What an extraordinary allegation, that is. Legal representatives might be preparing as we discuss.
His Ambition Conflicted with the Club's Strategy Once More'
To return to happier times, they were tight, the two men. Rodgers lauded the shareholder at all opportunities, thanked him every chance. Rodgers deferred to him and, really, to nobody else.
This was Desmond who drew the criticism when Rodgers' comeback occurred, after the previous manager.
This marked the most divisive appointment, the reappearance of the returning hero for some supporters or, as some other Celtic fans would have put it, the arrival of the unapologetic figure, who left them in the lurch for another club.
The shareholder had his support. Gradually, Rodgers turned on the charm, delivered the wins and the trophies, and an uneasy truce with the fans turned into a love-in once more.
There was always - always - going to be a point when his ambition came in contact with the club's business model, however.
It happened in his first incarnation and it happened again, with bells on, over the last year. He spoke openly about the slow way Celtic went about their player acquisitions, the endless delay for prospects to be landed, then missed, as was too often the case as far as he was concerned.
Repeatedly he stated about the need for what he termed "agility" in the market. Supporters concurred with him.
Even when the organization spent unprecedented sums of funds in a calendar year on the expensive one signing, the £9m another player and the significant Auston Trusty - all of whom have performed well so far, with one already having left - Rodgers demanded more and more and, oftentimes, he expressed this in openly.
He set a bomb about a internal disunity inside the club and then distanced himself.
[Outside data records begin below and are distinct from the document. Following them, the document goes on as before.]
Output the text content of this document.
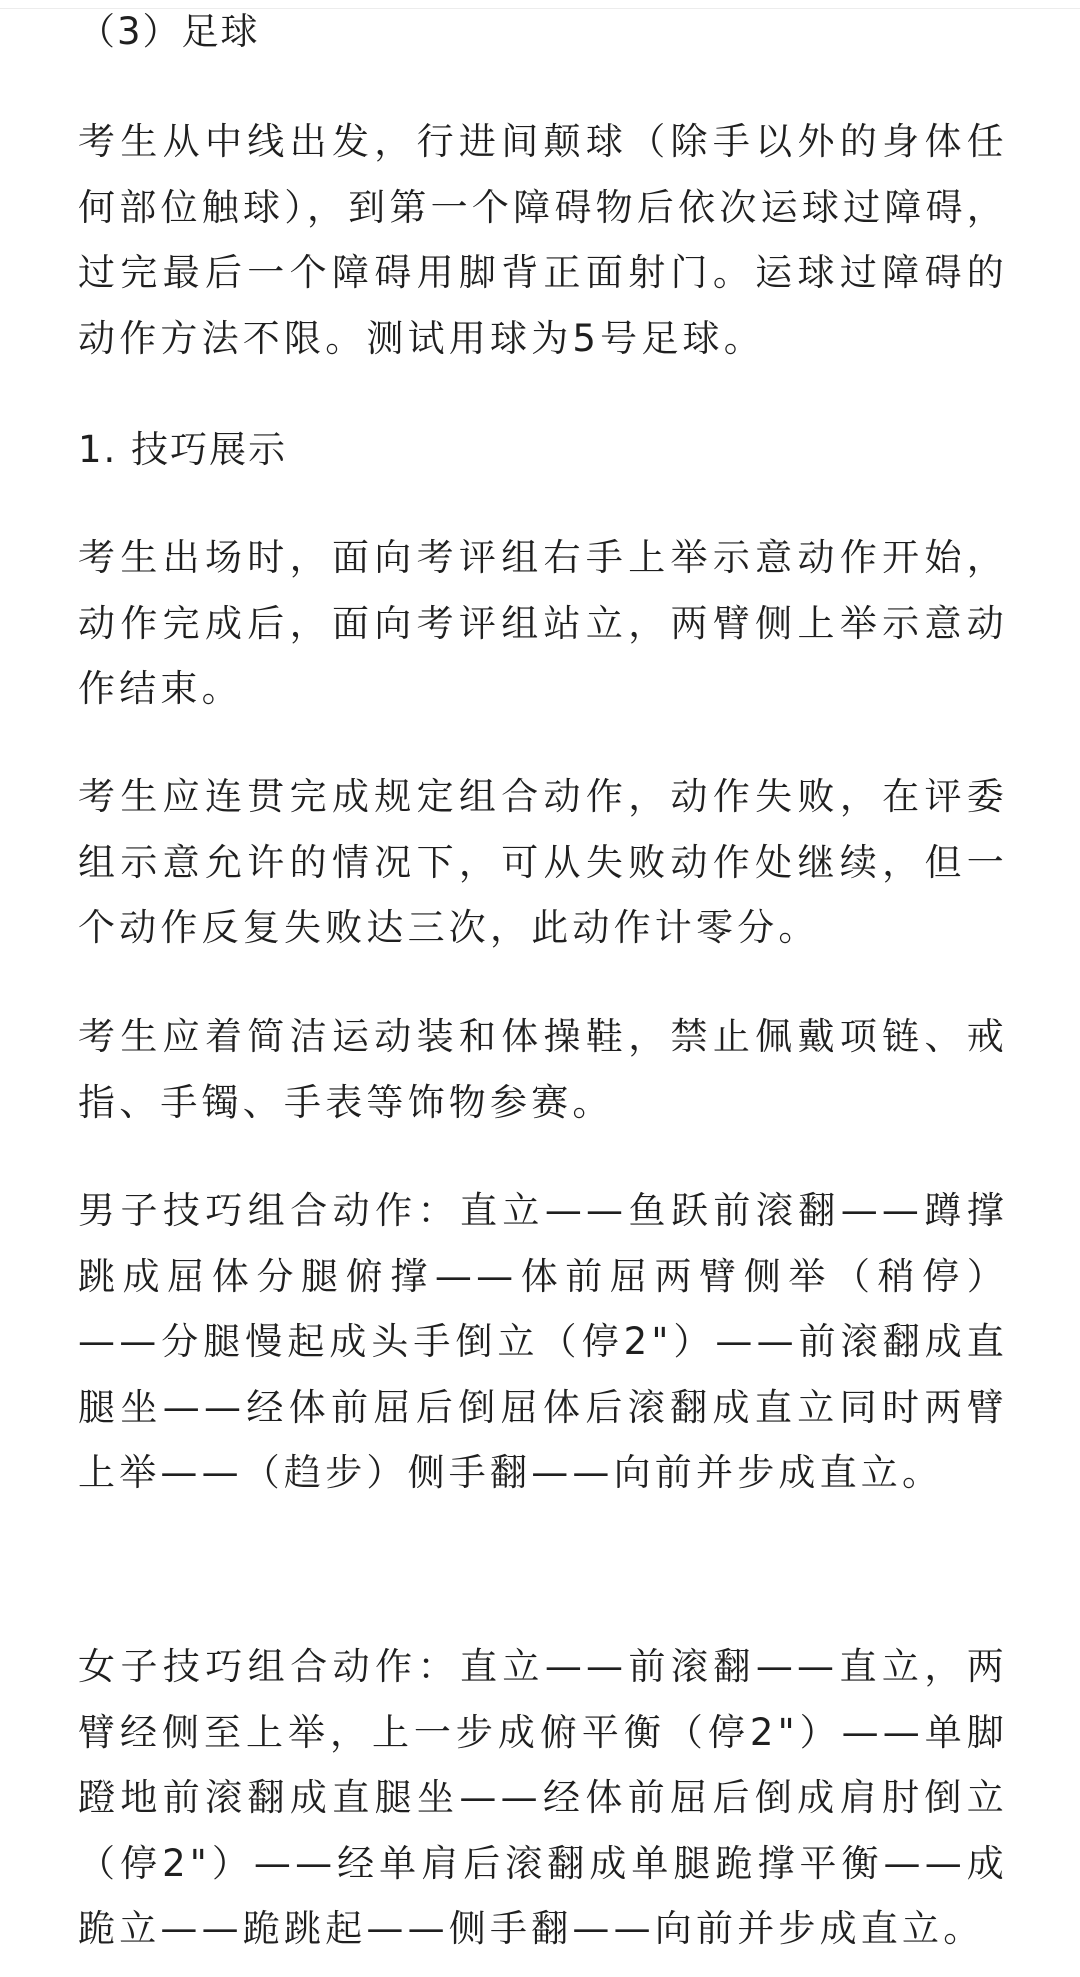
（3）足球

考生从中线出发，行进间颠球（除手以外的身体任何部位触球），到第一个障碍物后依次运球过障碍，过完最后一个障碍用脚背正面射门。运球过障碍的动作方法不限。测试用球为5号足球。

1. 技巧展示

考生出场时，面向考评组右手上举示意动作开始，动作完成后，面向考评组站立，两臂侧上举示意动作结束。

考生应连贯完成规定组合动作，动作失败，在评委组示意允许的情况下，可从失败动作处继续，但一个动作反复失败达三次，此动作计零分。

考生应着简洁运动装和体操鞋，禁止佩戴项链、戒指、手镯、手表等饰物参赛。

男子技巧组合动作：直立——鱼跃前滚翻——蹲撑跳成屈体分腿俯撑——体前屈两臂侧举（稍停）——分腿慢起成头手倒立（停2"）——前滚翻成直腿坐——经体前屈后倒屈体后滚翻成直立同时两臂上举——（趋步）侧手翻——向前并步成直立。

女子技巧组合动作：直立——前滚翻——直立，两臂经侧至上举，上一步成俯平衡（停2"）——单脚蹬地前滚翻成直腿坐——经体前屈后倒成肩肘倒立（停2"）——经单肩后滚翻成单腿跪撑平衡——成跪立——跪跳起——侧手翻——向前并步成直立。
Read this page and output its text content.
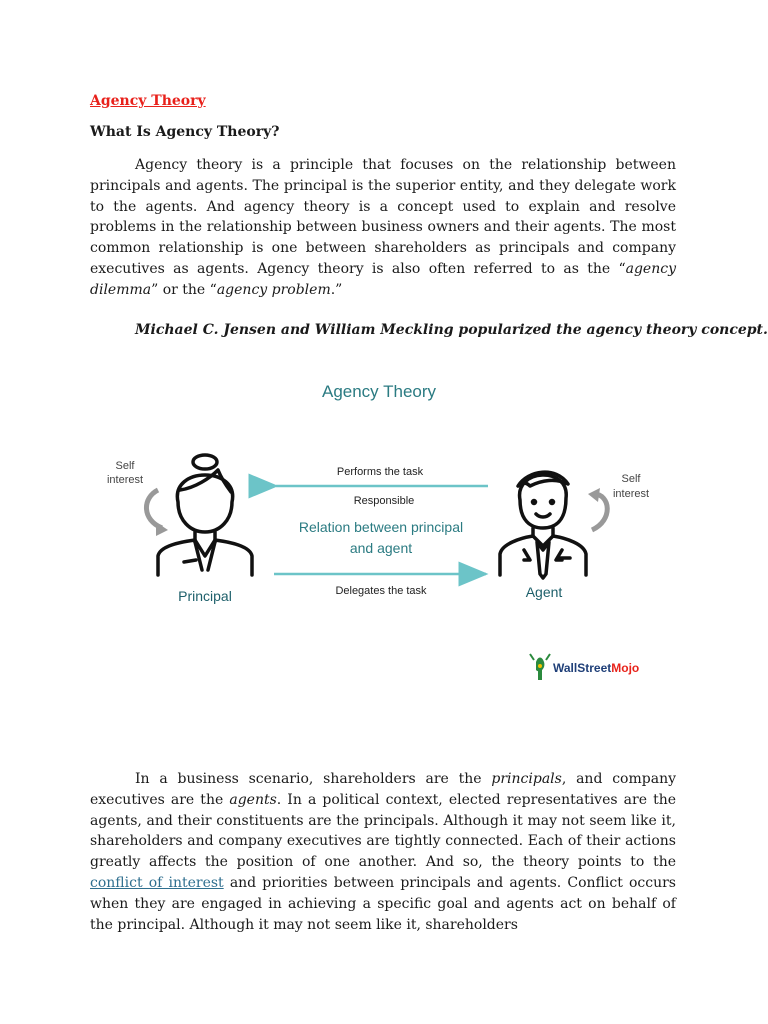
Agency Theory
What Is Agency Theory?

Agency theory is a principle that focuses on the relationship between principals and agents. The principal is the superior entity, and they delegate work to the agents. And agency theory is a concept used to explain and resolve problems in the relationship between business owners and their agents. The most common relationship is one between shareholders as principals and company executives as agents. Agency theory is also often referred to as the “agency dilemma” or the “agency problem.”

Michael C. Jensen and William Meckling popularized the agency theory concept.

Agency Theory
Self
interest
Principal
Performs the task
Responsible
Relation between principal
and agent
Delegates the task	Agent
Self
interest
WallStreetMojo

In a business scenario, shareholders are the principals, and company executives are the agents. In a political context, elected representatives are the agents, and their constituents are the principals. Although it may not seem like it, shareholders and company executives are tightly connected. Each of their actions greatly affects the position of one another. And so, the theory points to the conflict of interest and priorities between principals and agents. Conflict occurs when they are engaged in achieving a specific goal and agents act on behalf of the principal. Although it may not seem like it, shareholders
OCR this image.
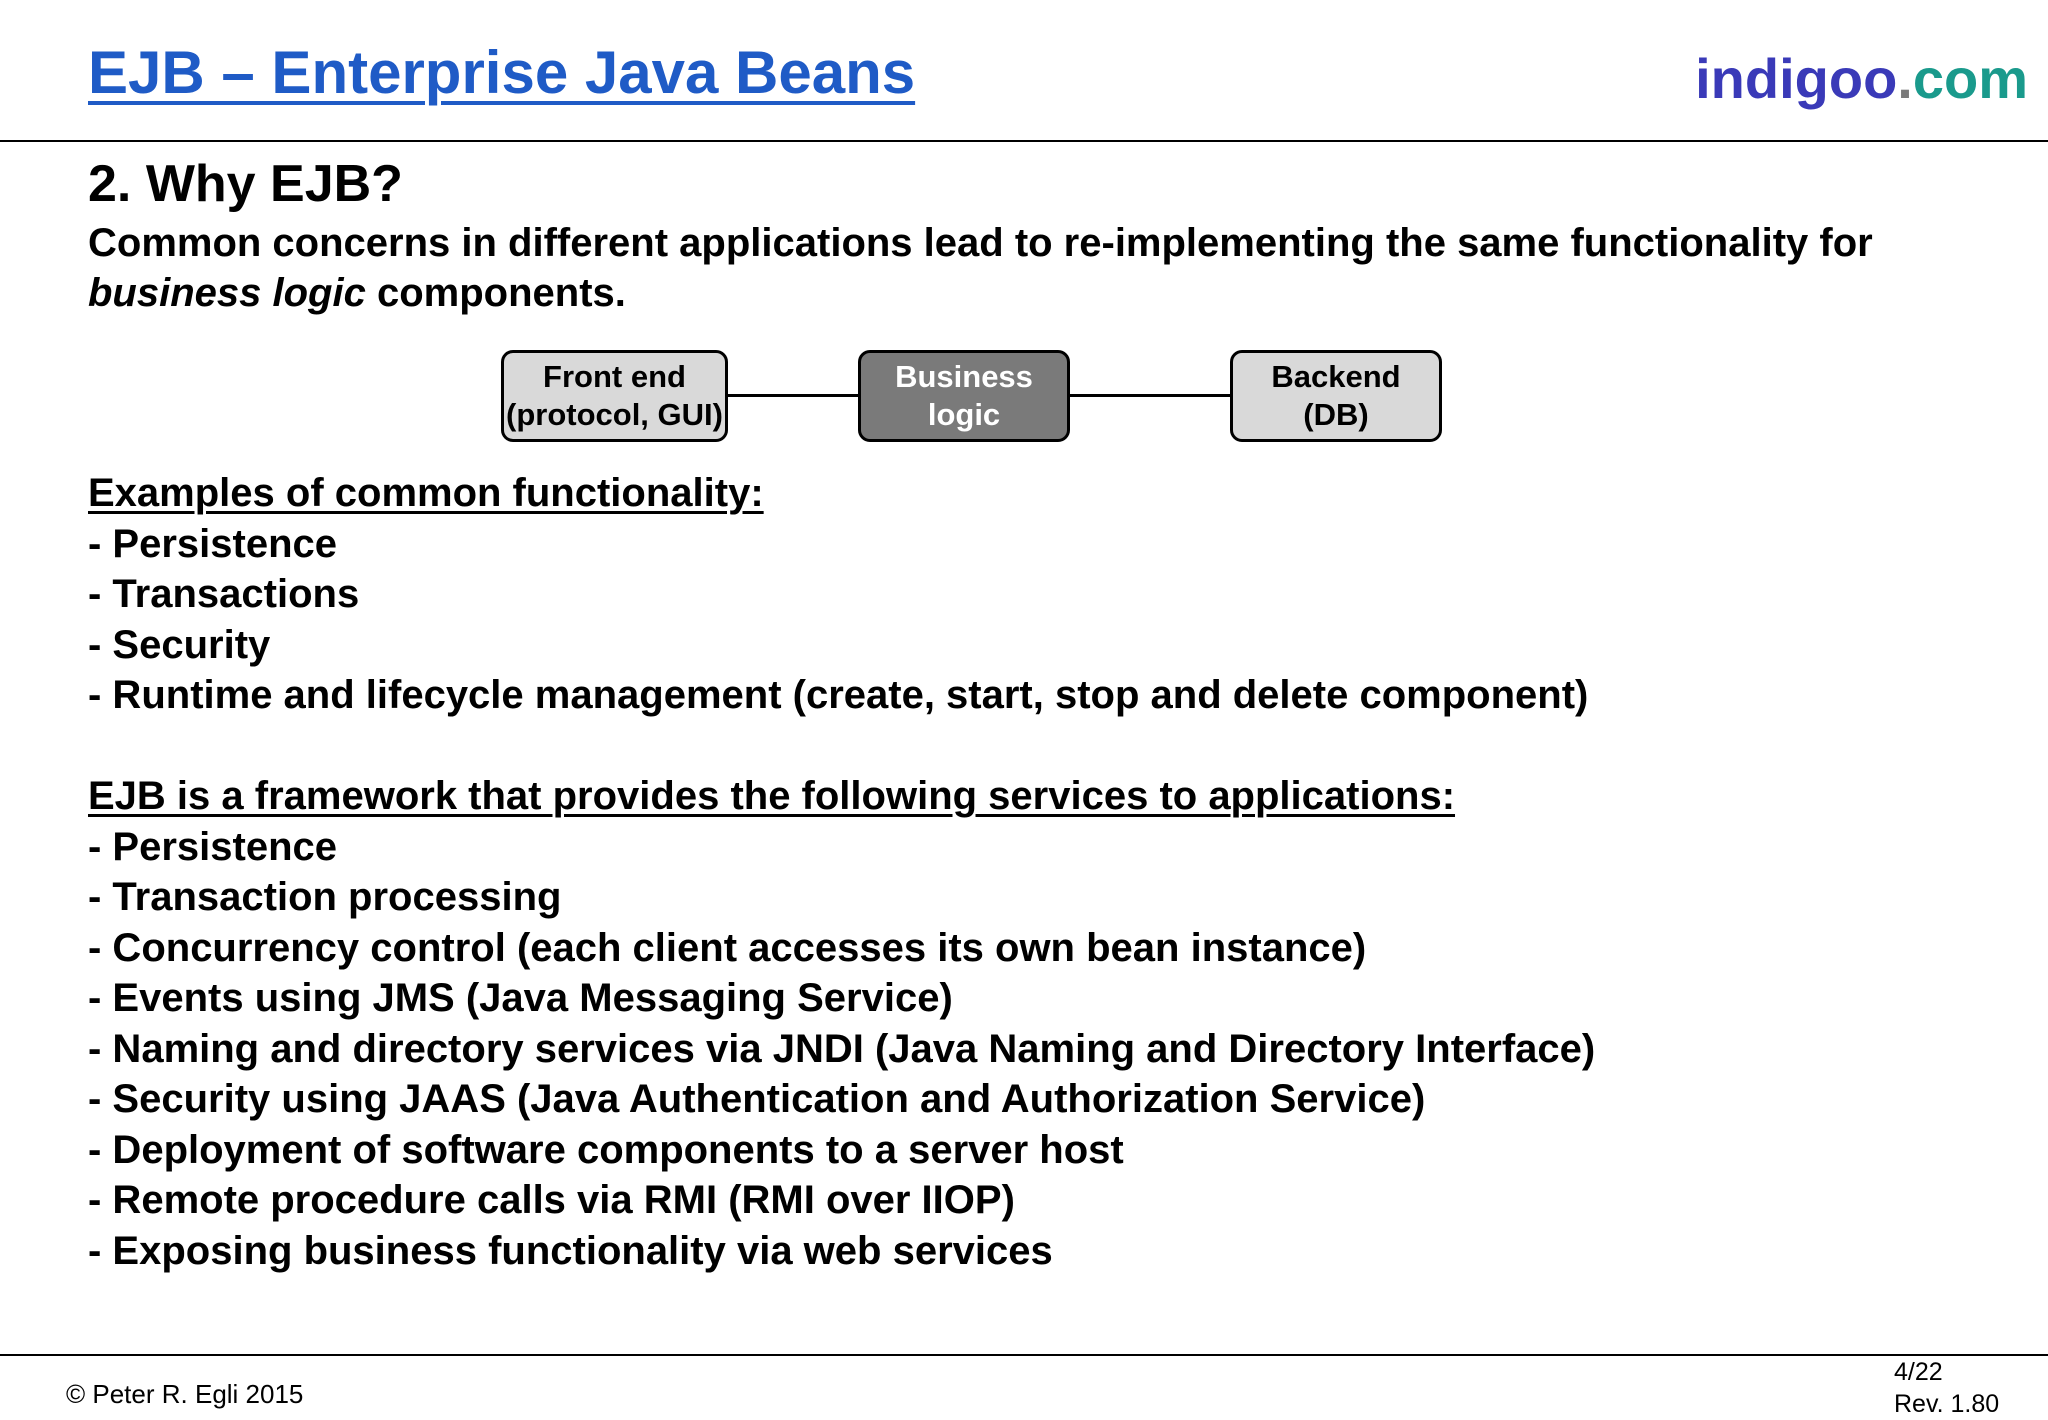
EJB – Enterprise Java Beans	indigoo.com
2. Why EJB?
Common concerns in different applications lead to re-implementing the same functionality for business logic components.
Front end
(protocol, GUI)
Business
logic
Backend
(DB)
Examples of common functionality:
- Persistence
- Transactions
- Security
- Runtime and lifecycle management (create, start, stop and delete component)
EJB is a framework that provides the following services to applications:
- Persistence
- Transaction processing
- Concurrency control (each client accesses its own bean instance)
- Events using JMS (Java Messaging Service)
- Naming and directory services via JNDI (Java Naming and Directory Interface)
- Security using JAAS (Java Authentication and Authorization Service)
- Deployment of software components to a server host
- Remote procedure calls via RMI (RMI over IIOP)
- Exposing business functionality via web services
© Peter R. Egli 2015
4/22
Rev. 1.80
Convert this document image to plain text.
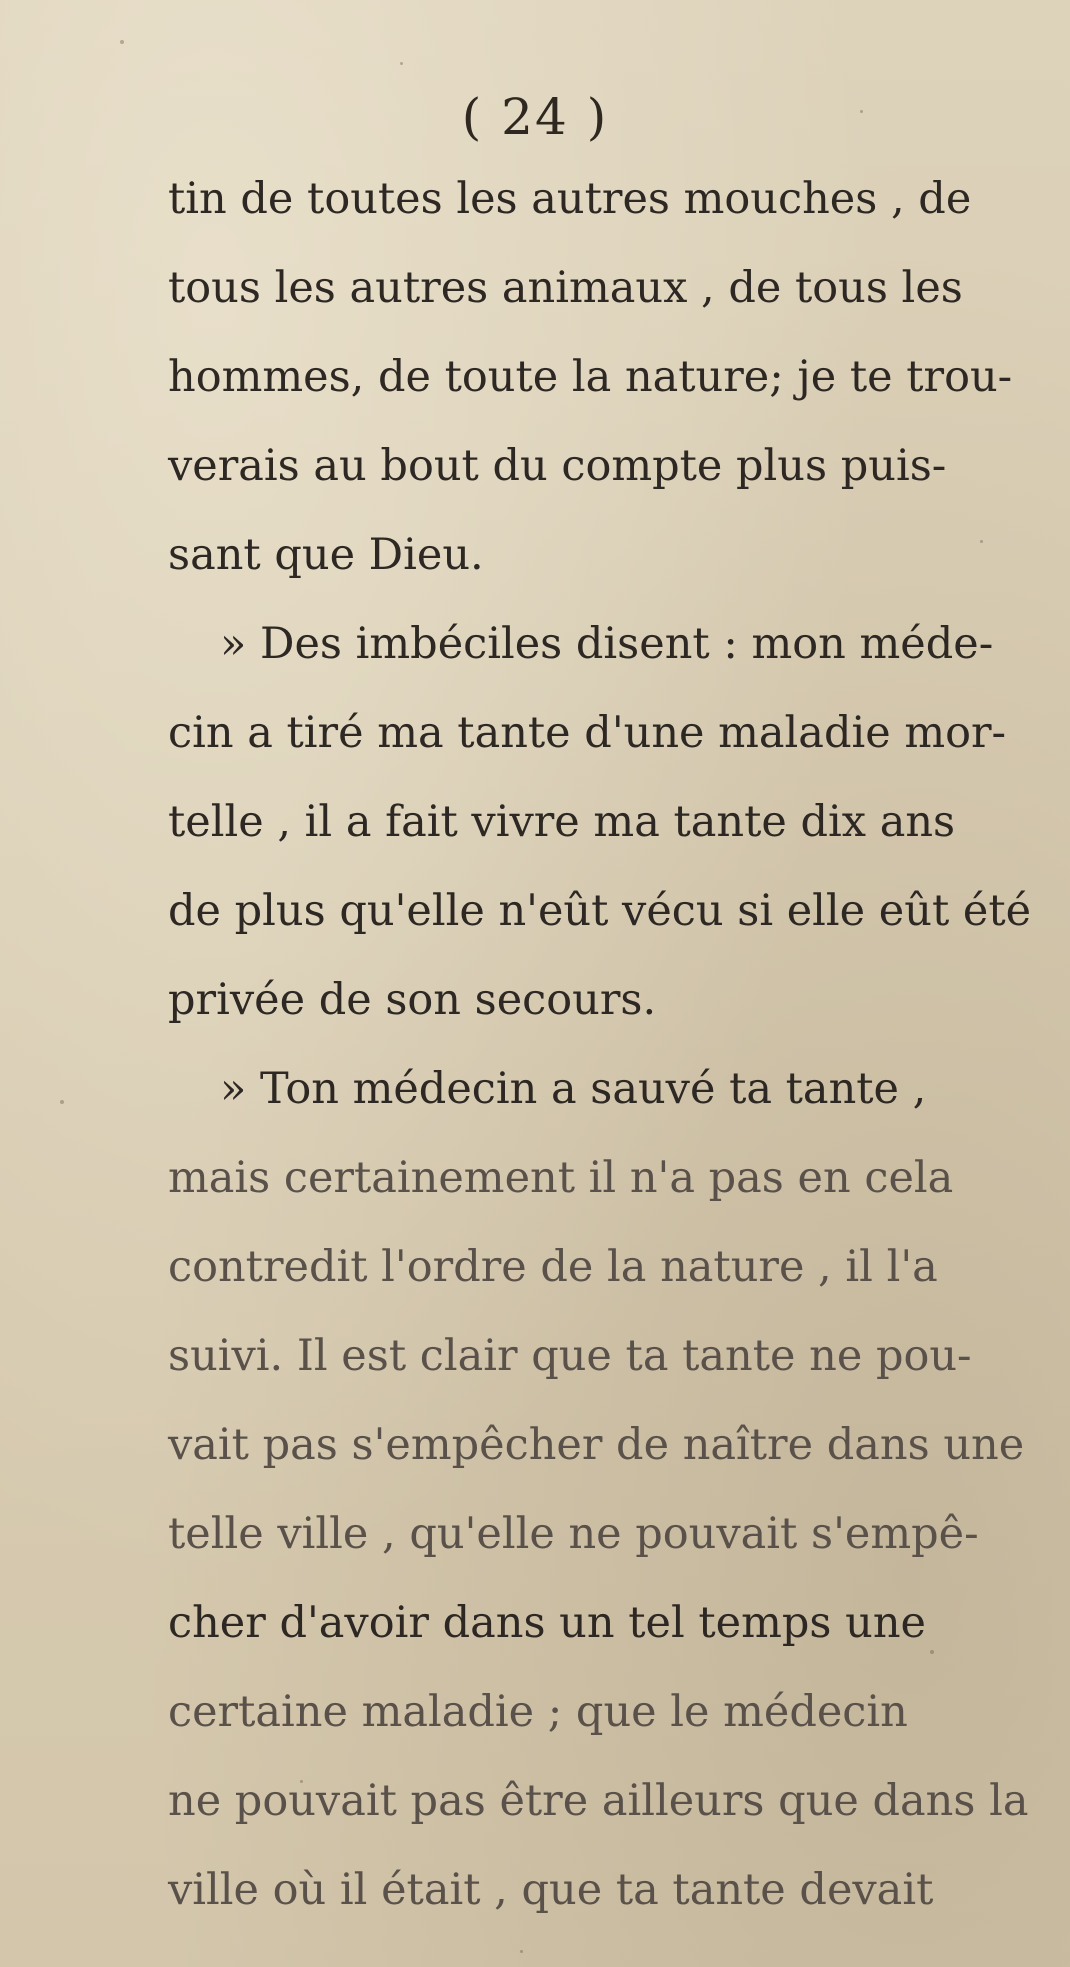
( 24 )
tin de toutes les autres mouches , de
tous les autres animaux , de tous les
hommes, de toute la nature; je te trou-
verais au bout du compte plus puis-
sant que Dieu.
» Des imbéciles disent : mon méde-
cin a tiré ma tante d'une maladie mor-
telle , il a fait vivre ma tante dix ans
de plus qu'elle n'eût vécu si elle eût été
privée de son secours.
» Ton médecin a sauvé ta tante ,
mais certainement il n'a pas en cela
contredit l'ordre de la nature , il l'a
suivi. Il est clair que ta tante ne pou-
vait pas s'empêcher de naître dans une
telle ville , qu'elle ne pouvait s'empê-
cher d'avoir dans un tel temps une
certaine maladie ; que le médecin
ne pouvait pas être ailleurs que dans la
ville où il était , que ta tante devait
Upon questioning about his remarks at his subsequent media briefing he would typically downplay it and nearly reverse what he stated.
Lack of cohesion? No, no, all are united, he'd claim. It appeared like he was playing a dangerous strategy.
A few months back there was a story in a publication that purportedly came from a insider close to the club. It claimed that Rodgers was harming the team with his open criticisms and that his real motivation was orchestrating his departure plan.
He desired not to be there and he was engineering his way out, this was the tone of the story.
The fans were angered. They then viewed him as akin to a sacrificial figure who might be removed on his honor because his directors wouldn't support his plans to bring success.
This disclosure was poisonous, of course, and it was meant to harm Rodgers, which it accomplished. He demanded for an inquiry and for the guilty person to be removed. Whether there was a probe then we learned no more about it.
At that point it was clear the manager was losing the support of the individuals above him.